Deshalb kommt es entscheidend auf die Stabilisierung des Landes an: faire Präsidentschaftswahlen am 25. Mai, Neuwahl des Parlaments, Abwendung des Staatsbankrotts, Investitionen in die marode Infrastruktur und Gebäudesubstanz, Kampf gegen die Korruption. Visafreies Reisen in die EU wäre ein prima Signal, dazu Stipendien, Berufspraktika und Kulturaustausch. Das lässt sich kurzfristig machen, kostet nicht viel und hätte große Wirkung.

Dagegen sollten wir vorsichtig mit dem Ruf nach „Föderalisierung“ der Ukraine sein. Er mag für unsere Ohren plausibel klingen, öffnet aber in der jetzigen Lage das Einfallstor für eine Ethnisierung der ukrainischen Politik und eine faktische Spaltung des Landes: Bosnien statt Schweiz. Eine Stärkung der kommunalen Selbstverwaltung und eine faire Finanzverteilung zwischen Zentralregierung und Regionen stehen auf einem anderen Blatt.

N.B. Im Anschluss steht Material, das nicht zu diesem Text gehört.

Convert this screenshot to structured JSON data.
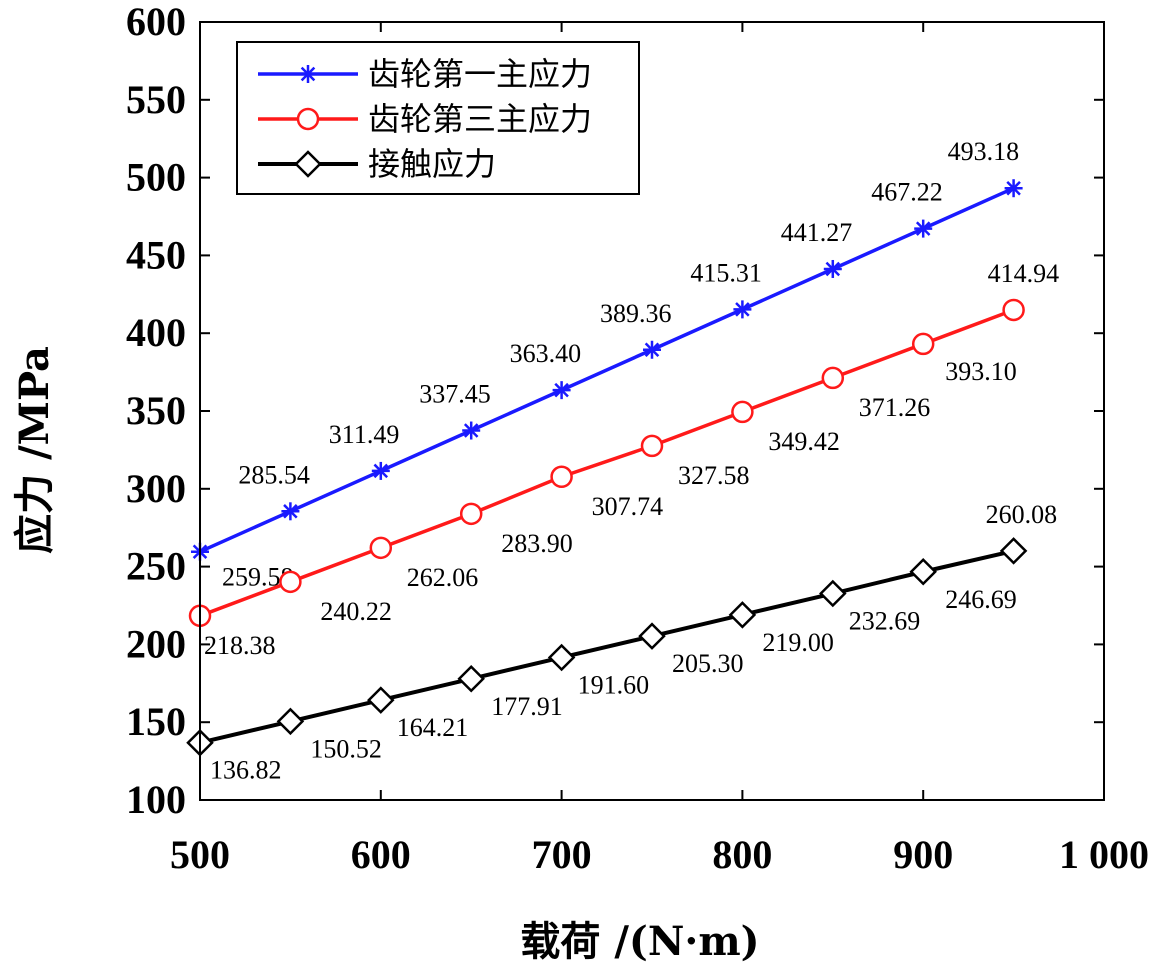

Damit die Ukraine die Zeit bekommt, die sie braucht, um sich zu erneuern, muss der Westen eine klare Botschaft an Putin schicken: jede weitere Militäraktion gegen die Ukraine wird nachhaltige wirtschaftliche und politische Sanktionen nach sich ziehen. Man muss hoffen, dass es in der russischen Machtelite noch genügend Leute gibt, denen die langfristige Zukunft ihres Landes wichtiger ist als kurzfristige nationale Triumphe.